We are in the grip of the Old Gang just as Russia is in the hands of the TrotzkyLenines.
But there is the material side. After all our sacrifices are we to allow this gang to have any say on the Peace Terms?
Have you noticed how the anti-alien interests have taken heart since the Colonial Ministers have been in London? With Premier Hughes as their spokesman they have put life and energy into the movement. More progress has been made in dealing with aliens in high places in the last two months than in the three and a half years since war began, and the good work goes on. And it has come none too soon. A feeling of unrest has begun to show itself irj the army where they are suffering most but saying least. A year ago and again in my last article I referred to the rottenness of our foreign office and consular service—the German influence therein. Lord Beresford taking this up the other day showed that before the war 900 of our 1,200 consuls were German and many of them are still German. Hundreds of persons of enemy birth, protected by influential friends are filling public positions in war, navy and foreign offices. Some are confidential secretaries. A censor at the war office was a Holstein Dane, pronouncedly a pacificist and pro-German. As a result of recent agitation they have decided to intern all male enemy aliens over 18.

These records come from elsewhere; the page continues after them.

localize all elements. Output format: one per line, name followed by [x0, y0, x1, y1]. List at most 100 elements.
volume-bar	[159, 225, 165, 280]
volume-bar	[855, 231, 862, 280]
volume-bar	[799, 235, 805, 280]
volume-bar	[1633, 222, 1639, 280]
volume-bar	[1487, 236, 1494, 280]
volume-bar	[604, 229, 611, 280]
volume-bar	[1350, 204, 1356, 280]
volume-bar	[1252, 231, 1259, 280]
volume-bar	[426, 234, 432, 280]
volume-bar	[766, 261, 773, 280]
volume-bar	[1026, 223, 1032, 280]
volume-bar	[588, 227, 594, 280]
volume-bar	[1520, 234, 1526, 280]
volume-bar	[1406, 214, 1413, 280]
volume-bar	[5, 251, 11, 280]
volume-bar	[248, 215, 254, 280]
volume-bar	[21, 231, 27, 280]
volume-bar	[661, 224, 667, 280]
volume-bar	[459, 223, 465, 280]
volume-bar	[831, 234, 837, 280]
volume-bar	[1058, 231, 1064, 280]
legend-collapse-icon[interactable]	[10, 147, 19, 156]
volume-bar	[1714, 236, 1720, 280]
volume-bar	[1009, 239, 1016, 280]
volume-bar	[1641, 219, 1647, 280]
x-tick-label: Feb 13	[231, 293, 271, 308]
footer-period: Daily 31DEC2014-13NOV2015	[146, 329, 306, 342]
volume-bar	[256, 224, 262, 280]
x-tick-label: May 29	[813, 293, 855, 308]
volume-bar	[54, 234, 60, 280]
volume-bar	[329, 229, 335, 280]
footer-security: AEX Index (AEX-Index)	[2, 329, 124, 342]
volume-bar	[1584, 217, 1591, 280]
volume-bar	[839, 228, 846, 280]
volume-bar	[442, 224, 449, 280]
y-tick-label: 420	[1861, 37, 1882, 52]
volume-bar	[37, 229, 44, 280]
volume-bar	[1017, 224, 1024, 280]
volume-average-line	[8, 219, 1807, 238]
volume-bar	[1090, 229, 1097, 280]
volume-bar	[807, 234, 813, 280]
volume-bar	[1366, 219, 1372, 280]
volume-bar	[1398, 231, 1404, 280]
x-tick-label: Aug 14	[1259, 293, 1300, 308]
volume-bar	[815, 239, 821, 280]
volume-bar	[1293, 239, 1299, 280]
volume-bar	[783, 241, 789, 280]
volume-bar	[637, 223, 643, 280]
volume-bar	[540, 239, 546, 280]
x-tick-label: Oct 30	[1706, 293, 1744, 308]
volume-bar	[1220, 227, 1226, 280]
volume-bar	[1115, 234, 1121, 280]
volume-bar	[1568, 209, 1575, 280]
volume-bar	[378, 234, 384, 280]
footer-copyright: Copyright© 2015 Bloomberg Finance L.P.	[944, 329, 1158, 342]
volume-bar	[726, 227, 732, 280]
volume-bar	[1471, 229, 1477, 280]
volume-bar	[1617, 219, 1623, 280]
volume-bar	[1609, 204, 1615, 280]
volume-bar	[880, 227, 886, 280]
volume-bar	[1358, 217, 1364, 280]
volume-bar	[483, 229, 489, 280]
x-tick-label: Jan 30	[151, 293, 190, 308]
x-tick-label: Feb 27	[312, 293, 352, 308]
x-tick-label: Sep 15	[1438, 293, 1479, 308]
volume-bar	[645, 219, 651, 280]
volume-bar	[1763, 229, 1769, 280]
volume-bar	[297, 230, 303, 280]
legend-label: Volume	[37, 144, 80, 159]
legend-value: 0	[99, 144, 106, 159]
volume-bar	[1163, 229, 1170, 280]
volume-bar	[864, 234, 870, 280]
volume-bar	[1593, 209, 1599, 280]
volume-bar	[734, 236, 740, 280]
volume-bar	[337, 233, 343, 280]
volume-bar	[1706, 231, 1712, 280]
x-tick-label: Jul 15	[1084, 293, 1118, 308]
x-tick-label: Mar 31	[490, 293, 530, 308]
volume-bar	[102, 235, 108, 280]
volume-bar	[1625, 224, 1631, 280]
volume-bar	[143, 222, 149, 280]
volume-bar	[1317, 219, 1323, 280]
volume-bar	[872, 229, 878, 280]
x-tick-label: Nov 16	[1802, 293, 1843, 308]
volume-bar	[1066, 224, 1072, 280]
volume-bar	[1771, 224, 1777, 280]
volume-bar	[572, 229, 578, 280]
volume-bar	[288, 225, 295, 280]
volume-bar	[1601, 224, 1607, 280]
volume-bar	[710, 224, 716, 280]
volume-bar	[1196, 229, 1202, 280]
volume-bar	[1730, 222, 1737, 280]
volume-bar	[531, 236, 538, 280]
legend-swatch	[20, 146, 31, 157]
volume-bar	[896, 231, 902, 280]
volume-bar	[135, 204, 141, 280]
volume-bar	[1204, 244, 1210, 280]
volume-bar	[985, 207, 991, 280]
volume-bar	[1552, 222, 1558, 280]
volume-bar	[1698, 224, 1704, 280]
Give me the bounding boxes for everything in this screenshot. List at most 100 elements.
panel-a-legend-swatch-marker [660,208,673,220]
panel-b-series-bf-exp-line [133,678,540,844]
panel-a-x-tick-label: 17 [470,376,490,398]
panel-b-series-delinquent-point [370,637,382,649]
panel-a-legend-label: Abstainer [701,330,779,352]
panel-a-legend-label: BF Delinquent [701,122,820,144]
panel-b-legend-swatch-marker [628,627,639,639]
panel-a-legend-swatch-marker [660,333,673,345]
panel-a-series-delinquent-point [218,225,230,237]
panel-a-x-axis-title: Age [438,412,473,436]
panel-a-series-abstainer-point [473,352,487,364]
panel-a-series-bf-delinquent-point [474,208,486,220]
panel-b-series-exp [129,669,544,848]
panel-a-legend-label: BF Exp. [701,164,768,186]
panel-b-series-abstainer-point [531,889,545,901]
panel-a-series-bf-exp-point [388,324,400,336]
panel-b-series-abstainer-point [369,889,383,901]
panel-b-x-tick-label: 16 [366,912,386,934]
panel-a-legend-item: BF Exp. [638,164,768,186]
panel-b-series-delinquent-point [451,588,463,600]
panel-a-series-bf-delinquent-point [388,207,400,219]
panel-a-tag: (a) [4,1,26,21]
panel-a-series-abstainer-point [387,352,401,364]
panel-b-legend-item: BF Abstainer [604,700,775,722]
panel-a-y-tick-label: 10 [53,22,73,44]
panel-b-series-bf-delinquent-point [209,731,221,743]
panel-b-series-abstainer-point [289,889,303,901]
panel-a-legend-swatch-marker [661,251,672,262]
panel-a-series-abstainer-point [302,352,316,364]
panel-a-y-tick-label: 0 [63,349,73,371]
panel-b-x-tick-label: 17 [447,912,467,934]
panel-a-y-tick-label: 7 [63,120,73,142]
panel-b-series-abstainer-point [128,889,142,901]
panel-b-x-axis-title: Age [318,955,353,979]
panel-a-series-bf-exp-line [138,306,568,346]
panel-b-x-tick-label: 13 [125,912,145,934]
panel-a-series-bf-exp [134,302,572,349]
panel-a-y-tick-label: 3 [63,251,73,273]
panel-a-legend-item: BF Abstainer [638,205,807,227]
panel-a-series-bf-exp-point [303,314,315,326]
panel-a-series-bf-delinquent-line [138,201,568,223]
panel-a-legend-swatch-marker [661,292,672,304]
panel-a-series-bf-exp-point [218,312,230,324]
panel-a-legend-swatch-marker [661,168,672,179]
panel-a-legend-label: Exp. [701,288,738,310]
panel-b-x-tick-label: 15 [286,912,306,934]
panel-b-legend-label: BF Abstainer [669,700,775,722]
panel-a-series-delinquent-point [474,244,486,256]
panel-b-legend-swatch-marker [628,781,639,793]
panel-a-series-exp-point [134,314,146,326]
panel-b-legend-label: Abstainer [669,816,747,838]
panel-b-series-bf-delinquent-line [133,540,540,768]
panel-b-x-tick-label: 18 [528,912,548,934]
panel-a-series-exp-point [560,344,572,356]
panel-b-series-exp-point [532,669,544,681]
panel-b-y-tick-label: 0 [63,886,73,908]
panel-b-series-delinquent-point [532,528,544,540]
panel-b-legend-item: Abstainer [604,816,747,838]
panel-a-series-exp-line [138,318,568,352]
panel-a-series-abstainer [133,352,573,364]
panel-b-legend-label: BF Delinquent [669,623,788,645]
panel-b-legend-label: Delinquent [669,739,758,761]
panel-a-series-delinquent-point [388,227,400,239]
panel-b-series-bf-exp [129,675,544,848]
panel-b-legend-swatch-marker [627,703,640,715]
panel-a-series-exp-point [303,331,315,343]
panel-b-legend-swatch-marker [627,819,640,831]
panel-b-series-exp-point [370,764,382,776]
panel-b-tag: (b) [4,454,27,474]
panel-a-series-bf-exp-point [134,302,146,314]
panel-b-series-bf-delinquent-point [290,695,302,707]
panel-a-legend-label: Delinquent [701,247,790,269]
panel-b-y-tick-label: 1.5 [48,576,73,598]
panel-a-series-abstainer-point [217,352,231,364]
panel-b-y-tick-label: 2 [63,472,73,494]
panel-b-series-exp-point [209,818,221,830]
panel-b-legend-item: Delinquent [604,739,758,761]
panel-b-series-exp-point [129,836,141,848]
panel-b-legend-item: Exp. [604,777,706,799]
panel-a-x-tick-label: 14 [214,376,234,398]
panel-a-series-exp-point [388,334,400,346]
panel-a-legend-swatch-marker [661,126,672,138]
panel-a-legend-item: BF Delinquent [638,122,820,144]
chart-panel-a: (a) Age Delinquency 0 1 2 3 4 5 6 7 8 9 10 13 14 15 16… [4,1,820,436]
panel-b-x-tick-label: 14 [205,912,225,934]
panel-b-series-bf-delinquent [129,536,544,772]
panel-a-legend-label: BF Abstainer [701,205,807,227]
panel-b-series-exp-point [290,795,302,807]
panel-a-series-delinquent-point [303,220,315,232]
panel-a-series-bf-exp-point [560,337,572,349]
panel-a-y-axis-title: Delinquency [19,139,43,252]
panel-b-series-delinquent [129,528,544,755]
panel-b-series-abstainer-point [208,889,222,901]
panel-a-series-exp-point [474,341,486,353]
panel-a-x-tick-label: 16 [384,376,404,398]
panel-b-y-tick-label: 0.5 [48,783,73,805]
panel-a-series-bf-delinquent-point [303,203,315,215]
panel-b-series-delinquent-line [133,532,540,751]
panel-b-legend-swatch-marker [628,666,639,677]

Review all naturalizations since 1914 and before if suspicion is well grounded.
Discharge all men and women of enemy origin in Government employment. ' Close the German banks at once.
This under colonial pressure after four years. Will much be done if that influence is withdrawn as proposed?
Sir Charles Tupper brings back word that as a result of Premier Hughes’ agitation, a sentiment is developing in England in favor of the retention of the captured German Colonies. And he urged that “CANADA ALSO SHOULD MAKE HER VOICE HEARD IN THIS REGARD, AS THE HANDING BACK OF TERRITORY WHICH HAD BEEN GAINED LARGELY THOUGH COLONIAL EFFORT WOULD BE EXTREMELY DISTASTEFUL TO THE MEN OVERSEAS.”
And there is a clique of public men and newspapers in Canada who want Borden, Mewburn, Ballantyne to come right home and say nothing on this topic.